In the middle of this month, Special Representative of the President of the Republic of Kazakhstan for International Cooperation Erzhan Kazykhan visited Kabul, the capital of the country which has been ruled by the Taliban since August 2021.
As Kazakhstan’s deputy foreign minister noted, the new government of Afghanistan wants to be recognized by the international community but this is impossible unless the U.N. Security Council expels the country out of the list of designated terrorist groups.
“As a full member of the Security Council Russia is trying to bring up the issue to consider and probably to expel the Taliban out of the list of terrorist groups. However, it all depends on the Taliban that has to respect the international law and obligations to other countries, as well as to not support religious terrorism and extremism or threaten other countries,” Tleuberdi said.
Moreover, the Ministry of Foreign Affairs says that Kazakhstan doesn’t recognize the Taliban movement and the Kazakhstani delegation has visited Afghanistan with only one purpose – humanitarian help to the people of Afghanistan.
“It was a special humanitarian mission to help Afghanistan because like all of the international community our country is eager to prevent a possible economic collapse and a subsequent humanitarian crisis in Afghanistan. If we fail to do so, we can see consequences such as the growth of drug trafficking, religious extremism and maybe an increased flow of refugees,” the deputy minister said.

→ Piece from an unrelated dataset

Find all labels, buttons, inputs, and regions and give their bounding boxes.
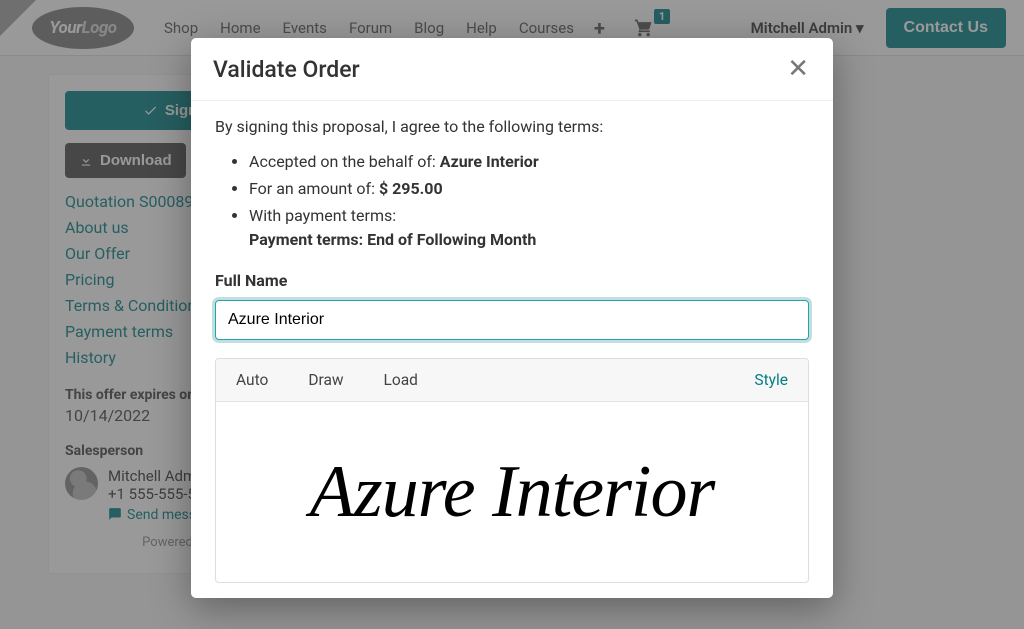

Another goal of the Kazakhstani delegation in Afghanistan was the creation of a sort of new economic relations to “prevent the Afghan economy from complete deterioration.”
After a series of meetings Kazakhstan’s diplomats were able to negotiate humanitarian help of 5,000 tons of flour to the people of Afghanistan.
According to the World Food Program (WFP) and Food and Agricultural Organization (FAO), about 23 million Afghans are in danger of severe famine.